Фраза ничего не означала, но надо найти как можно больше незначащих фраз и растянуть их для пустого выступления. И в то же время оно не должно быть совсем пустым, надо говорить что-то осуждающее. Поймав эту фразу, я стал ее развивать:
— Если бы он явился, если бы сидел здесь и мог слышать выступления своих коллег, ему бы стало стыдно, товарищи.
Тут вступил в силу второй слой моих мыслей, мыслей — искаженного эха того, что вылетало изо рта, мыслей для меня самого — я говорил им одно, а про себя думал другое.
— Страна, в которую он собрался уезжать (я не хотел называть Израиль вслух) вот уже много лет вызывает беспокойство среди мирных арабских соседей, она ведет себя агрессивно (еще бы Израилю не вести себя агрессивно, если ему с самого основания не дают жить). А он захотел уехать в ту страну (ну, хочет, так это его дело). Каждый день мы читаем в газетах и слышим по радио о налетах солдат той страны на мирных арабских жителей (и правильно делают, не сидеть же им и ждать, когда арабы их убьют). Невозможно себе представить, товарищи, сколько крови и слез проливаются в той части света (и еврейской крови, и еврейских слез тоже). Зачем ему ехать в такое государство? (Ну хочет — пусть едет, это не ваше дело.)
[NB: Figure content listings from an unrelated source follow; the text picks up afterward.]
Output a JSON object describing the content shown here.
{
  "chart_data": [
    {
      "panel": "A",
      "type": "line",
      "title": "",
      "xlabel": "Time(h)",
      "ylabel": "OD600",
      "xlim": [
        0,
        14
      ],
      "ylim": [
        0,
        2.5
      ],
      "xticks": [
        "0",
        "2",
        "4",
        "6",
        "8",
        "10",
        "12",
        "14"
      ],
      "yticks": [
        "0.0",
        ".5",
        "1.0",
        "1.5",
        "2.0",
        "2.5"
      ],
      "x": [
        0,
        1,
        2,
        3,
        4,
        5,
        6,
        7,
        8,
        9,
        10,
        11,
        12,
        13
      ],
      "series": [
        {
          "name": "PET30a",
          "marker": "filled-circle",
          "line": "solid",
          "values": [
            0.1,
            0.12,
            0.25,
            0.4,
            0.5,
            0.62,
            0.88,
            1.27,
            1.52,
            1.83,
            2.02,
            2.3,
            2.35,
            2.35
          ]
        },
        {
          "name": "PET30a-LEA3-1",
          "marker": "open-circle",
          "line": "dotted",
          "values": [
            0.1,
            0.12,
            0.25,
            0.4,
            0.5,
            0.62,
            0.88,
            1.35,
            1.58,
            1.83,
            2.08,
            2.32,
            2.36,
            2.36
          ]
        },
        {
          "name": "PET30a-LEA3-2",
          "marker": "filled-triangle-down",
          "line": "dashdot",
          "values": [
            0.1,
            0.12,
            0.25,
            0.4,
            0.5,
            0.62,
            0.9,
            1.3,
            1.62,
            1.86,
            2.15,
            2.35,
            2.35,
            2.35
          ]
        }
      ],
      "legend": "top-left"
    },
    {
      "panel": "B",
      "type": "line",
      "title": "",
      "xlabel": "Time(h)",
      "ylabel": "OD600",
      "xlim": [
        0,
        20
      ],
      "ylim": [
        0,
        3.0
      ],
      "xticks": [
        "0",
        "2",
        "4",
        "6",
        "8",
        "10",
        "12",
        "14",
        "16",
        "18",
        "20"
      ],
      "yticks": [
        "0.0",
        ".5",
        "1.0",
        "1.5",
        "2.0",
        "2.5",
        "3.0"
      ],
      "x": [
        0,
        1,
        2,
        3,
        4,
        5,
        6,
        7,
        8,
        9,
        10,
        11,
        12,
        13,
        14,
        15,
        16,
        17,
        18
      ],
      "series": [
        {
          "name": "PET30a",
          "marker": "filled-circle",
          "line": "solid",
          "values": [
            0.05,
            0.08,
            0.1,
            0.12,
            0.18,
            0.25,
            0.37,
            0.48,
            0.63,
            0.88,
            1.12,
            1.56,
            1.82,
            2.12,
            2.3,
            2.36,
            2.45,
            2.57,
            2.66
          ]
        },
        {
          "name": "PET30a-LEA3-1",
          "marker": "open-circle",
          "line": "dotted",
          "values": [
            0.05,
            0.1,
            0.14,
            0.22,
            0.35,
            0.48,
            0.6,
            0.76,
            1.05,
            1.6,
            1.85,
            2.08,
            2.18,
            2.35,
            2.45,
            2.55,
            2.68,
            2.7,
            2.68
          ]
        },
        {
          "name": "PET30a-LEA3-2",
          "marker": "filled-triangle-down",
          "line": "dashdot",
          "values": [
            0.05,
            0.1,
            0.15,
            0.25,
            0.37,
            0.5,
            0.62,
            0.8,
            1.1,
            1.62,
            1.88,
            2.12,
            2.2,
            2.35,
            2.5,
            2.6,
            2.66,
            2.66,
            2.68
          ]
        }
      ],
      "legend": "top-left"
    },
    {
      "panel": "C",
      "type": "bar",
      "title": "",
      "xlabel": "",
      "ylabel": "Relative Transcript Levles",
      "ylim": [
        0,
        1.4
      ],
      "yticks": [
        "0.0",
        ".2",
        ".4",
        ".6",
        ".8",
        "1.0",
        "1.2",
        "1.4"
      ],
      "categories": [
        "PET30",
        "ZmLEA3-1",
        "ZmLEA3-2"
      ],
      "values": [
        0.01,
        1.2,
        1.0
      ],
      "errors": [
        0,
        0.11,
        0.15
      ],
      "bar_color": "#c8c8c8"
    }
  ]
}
Очевидно, президиуму надоело мое бормотанье, и ректор меня перебил:
— Как вы сами относитесь к такому поступку?
— Я? Я не могу это понять (какое мне дело?).
— Но вы его осуждаете?
— Да, конечно (тебе-то какое дело? — жилы из меня тянешь, чтобы поиздеваться).
Я сошел с трибуны. Аплодисментов не было. Во всяком случае я их не слышал — голова гудела, и от своей лжи, и от лавины антисемитизма перед моими глазами.
Домой я приехал обозленный и обессиленный, рассказывал все Ирине. Она мрачнела и говорила «сволочи, идиоты» и еще что-то. Я пил водку, я курил, я ложился и вскакивал.
Я вспоминал случаи, когда мне приходилось публично лгать своим молчанием — вспомнил студенческое собрание на нашем первом курсе, когда мы «осуждали» религиозную студентку. Я вспомнил собрания, когда клеймили профессора Геселевича, нашего лучшего учителя. Я вспомнил осуждения «врачей-отравителей», вспомнил, как я это слушал, потупив глаза. Сколько же моему поколению и мне самому приходилось так или иначе лгать? — да всю нашу жизнь.
Среди ночи я проснулся в кошмаре. Ирина не спала, смотрела не меня.
— Ты только отцу не рассказывай про это собрание, — попросил я.
Отец постарел, ослаб, часто болел, у него портился характер. Но меня он считал счастливым высоким положением и был рад за меня. Какое счастье, если я все равно в полной зависимости? Но не надо доставлять ему эти переживания. Он сам всю жизнь вынужден был терпеть антисемитизм.
Прижавшись к Ирине, я ненадолго заснул.